Los avances en esa ruta
continúan en diversos países. Sin embargo, el caso de Bután es especialmente
llamativo desde que, ya en el año 1972, su monarca declarara que la Felicidad
Nacional Bruta (FNB) era más importante que el PIB. Como se destaca en un
estudio del FMI (S. Balasubramanian y P. Cashin, 2019), un aspecto clave de
este pequeño país de algo más de 700.000 habitantes, enclavado en la región oriental
del Himalaya, entre India y China, es el credo en el budismo vajrayana, filosofía
basada en la compasión y el respeto para todos, y en la responsabilidad del
gobierno en el cuidado de sus ciudadanos. El PIB per cápita de Bután, en
términos reales, se ha multiplicado por 7 entre 1980 y 2016, aunque, a pesar de
ello, en 2018 equivalía a algo más de una cuarta parte del nivel existente en
España.
El Rey Jigme Singhye
Wangchuk apostó por un modelo de desarrollo económico sustentado en los
postulados de la filosofía budista y el desarrollo holístico, con un foco en la
preservación del medio ambiente y el énfasis en el papel de la felicidad y el
bienestar colectivo en las vidas de las personas. De manera concomitante, el
índice FNB fue implantado en detrimento del PIB, a partir de un esquema basado
en 4 pilares, 9 campos, 33 indicadores, y 124 variables. Los pilares incluyen: el
desarrollo económico, sostenible y socialmente equitativo; la preservación y la
promoción de la cultura; la conservación del medio ambiente; y la buena
gobernanza.
Los expertos del FMI
consideran que la utilización del índice FNB ha influido positivamente en
permitir que los indicadores macroeconómicos de Bután crezcan de manera más
sostenible. No obstante, señalan una serie de deficiencias, como el nivel de
subjetividad implícito en su medición.
A tenor del
protagonismo dado a la FNB en Bután, ¿cabría esperar que este país estuviera
bien posicionado en el ranking mundial de felicidad antes referido? Cuando
acudimos a la tabla que recoge los datos del período 2016-2018, hemos de
descender hasta el puesto 95º para encontrar el pequeño país asiático. Como
señala Tim Harford, “la felicidad es fácil de venerar, pero difícil de
generar”.
El ranking está
encabezado por Finlandia, Dinamarca y Noruega, en tanto que Afganistán, República
Centroafricana y Sudán del Sur cierran la lista.

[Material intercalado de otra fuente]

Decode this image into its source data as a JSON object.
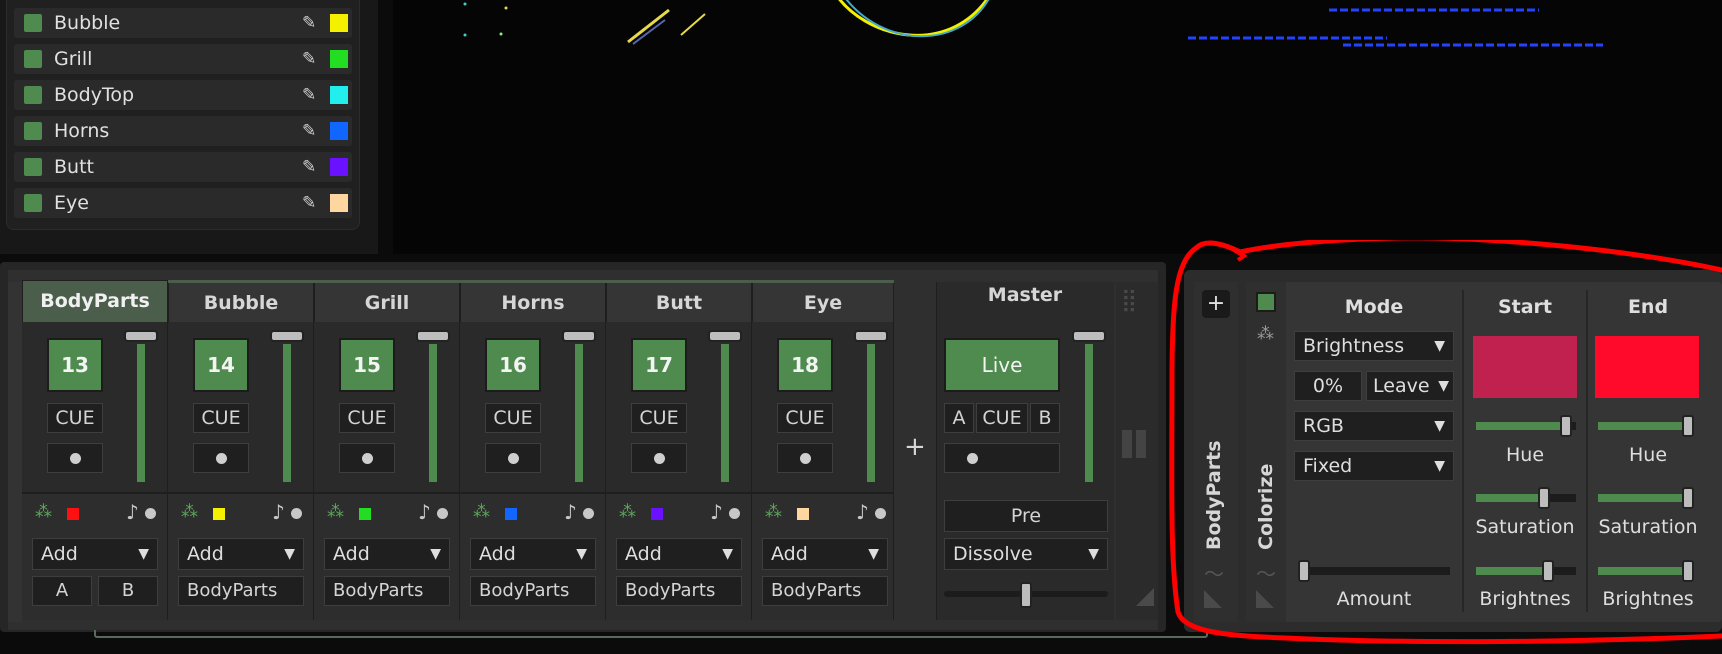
{
  "layers": [
    {
      "name": "Bubble",
      "color": "#f4f000"
    },
    {
      "name": "Grill",
      "color": "#22dd22"
    },
    {
      "name": "BodyTop",
      "color": "#22eeee"
    },
    {
      "name": "Horns",
      "color": "#1166ff"
    },
    {
      "name": "Butt",
      "color": "#6a11ff"
    },
    {
      "name": "Eye",
      "color": "#ffd6a0"
    }
  ],
  "mixer": {
    "tabs": [
      "BodyParts",
      "Bubble",
      "Grill",
      "Horns",
      "Butt",
      "Eye"
    ],
    "channels": [
      {
        "number": "13",
        "cue": "CUE",
        "color": "#ff1111",
        "blend": "Add",
        "source_a": "A",
        "source_b": "B"
      },
      {
        "number": "14",
        "cue": "CUE",
        "color": "#f4f000",
        "blend": "Add",
        "source": "BodyParts"
      },
      {
        "number": "15",
        "cue": "CUE",
        "color": "#22dd22",
        "blend": "Add",
        "source": "BodyParts"
      },
      {
        "number": "16",
        "cue": "CUE",
        "color": "#1166ff",
        "blend": "Add",
        "source": "BodyParts"
      },
      {
        "number": "17",
        "cue": "CUE",
        "color": "#6a11ff",
        "blend": "Add",
        "source": "BodyParts"
      },
      {
        "number": "18",
        "cue": "CUE",
        "color": "#ffd6a0",
        "blend": "Add",
        "source": "BodyParts"
      }
    ],
    "add_label": "+",
    "master": {
      "title": "Master",
      "live": "Live",
      "a": "A",
      "cue": "CUE",
      "b": "B",
      "pre": "Pre",
      "transition": "Dissolve"
    }
  },
  "effect": {
    "add_label": "+",
    "group_label": "BodyParts",
    "effect_label": "Colorize",
    "mode_header": "Mode",
    "start_header": "Start",
    "end_header": "End",
    "mode": "Brightness",
    "percent": "0%",
    "leave": "Leave",
    "color_space": "RGB",
    "fixed": "Fixed",
    "amount_label": "Amount",
    "start_color": "#c0214f",
    "end_color": "#ff0a2a",
    "hue_label": "Hue",
    "saturation_label": "Saturation",
    "brightness_label": "Brightnes"
  },
  "annotation_color": "#ff0000"
}
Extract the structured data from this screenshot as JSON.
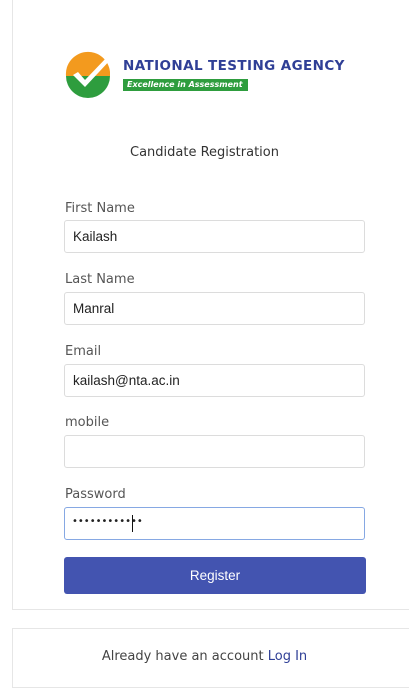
{
  "brand": {
    "name": "NATIONAL TESTING AGENCY",
    "tagline": "Excellence in Assessment",
    "colors": {
      "primary": "#2f3f96",
      "green": "#2e9d3e",
      "orange": "#f39a1e"
    }
  },
  "form": {
    "title": "Candidate Registration",
    "fields": {
      "first_name": {
        "label": "First Name",
        "value": "Kailash"
      },
      "last_name": {
        "label": "Last Name",
        "value": "Manral"
      },
      "email": {
        "label": "Email",
        "value": "kailash@nta.ac.in"
      },
      "mobile": {
        "label": "mobile",
        "value": ""
      },
      "password": {
        "label": "Password",
        "masked_value": "••••••••••••"
      }
    },
    "register_label": "Register"
  },
  "footer": {
    "prompt": "Already have an account",
    "login_label": "Log In"
  }
}
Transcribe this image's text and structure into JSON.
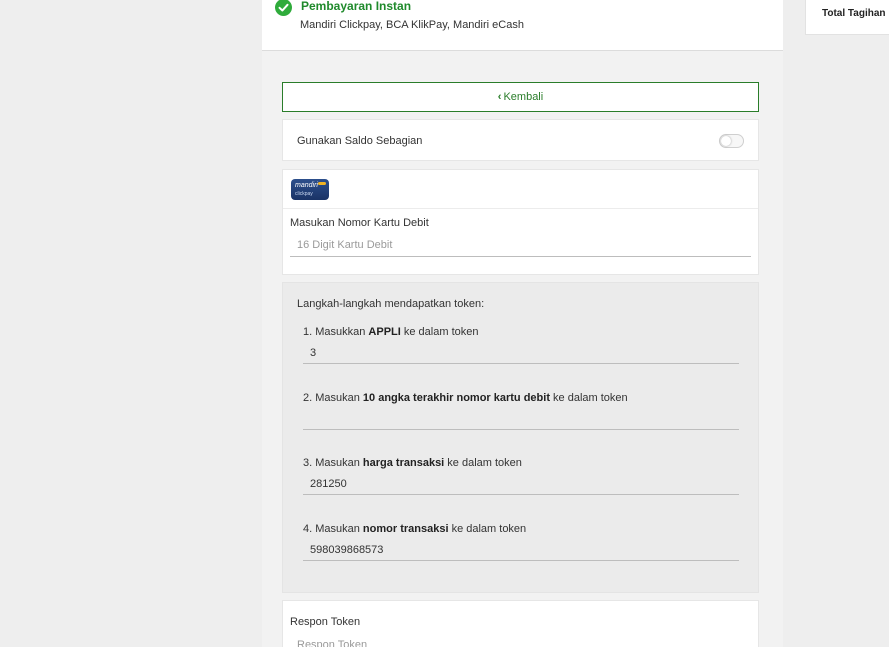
{
  "instant_payment": {
    "title": "Pembayaran Instan",
    "methods": "Mandiri Clickpay, BCA KlikPay, Mandiri eCash",
    "check_icon": "check-circle-icon",
    "accent_color": "#2fab3b"
  },
  "back_button": {
    "label": "Kembali",
    "icon": "chevron-left-icon"
  },
  "saldo": {
    "label": "Gunakan Saldo Sebagian",
    "enabled": false
  },
  "card": {
    "logo_text": "mandiri",
    "logo_sub": "clickpay",
    "debit_label": "Masukan Nomor Kartu Debit",
    "debit_placeholder": "16 Digit Kartu Debit",
    "debit_value": ""
  },
  "token": {
    "heading": "Langkah-langkah mendapatkan token:",
    "steps": [
      {
        "prefix": "1. Masukkan ",
        "bold": "APPLI",
        "suffix": " ke dalam token",
        "value": "3"
      },
      {
        "prefix": "2. Masukan ",
        "bold": "10 angka terakhir nomor kartu debit",
        "suffix": " ke dalam token",
        "value": ""
      },
      {
        "prefix": "3. Masukan ",
        "bold": "harga transaksi",
        "suffix": " ke dalam token",
        "value": "281250"
      },
      {
        "prefix": "4. Masukan ",
        "bold": "nomor transaksi",
        "suffix": " ke dalam token",
        "value": "598039868573"
      }
    ]
  },
  "respon": {
    "label": "Respon Token",
    "placeholder": "Respon Token",
    "value": ""
  },
  "summary": {
    "total_label": "Total Tagihan"
  },
  "colors": {
    "primary_green": "#2a7d2a",
    "title_green": "#1f8a2b",
    "background": "#eeeeee"
  }
}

Por su parte, España se
encuentra en la posición 30ª, por delante de El Salvador (35ª) y por detrás de
Méjico (23ª), país que, en términos del índice de felicidad declarada, está muy
cerca de Estados Unidos (19ª).
En cualquier caso, hay
vida más allá del PIB, todo un mundo inexplorado que hay que incorporar para
disponer de una visión completa de la senda por donde caminamos. En línea con
lo afirmado por Harford, carece de utilidad creer que la medición del PIB es el
problema, y medir la felicidad nacional bruta, la solución. Más útil resulta
promover acciones concretas que contribuyan a satisfacer las necesidades de la
población de manera equilibrada y sostenible.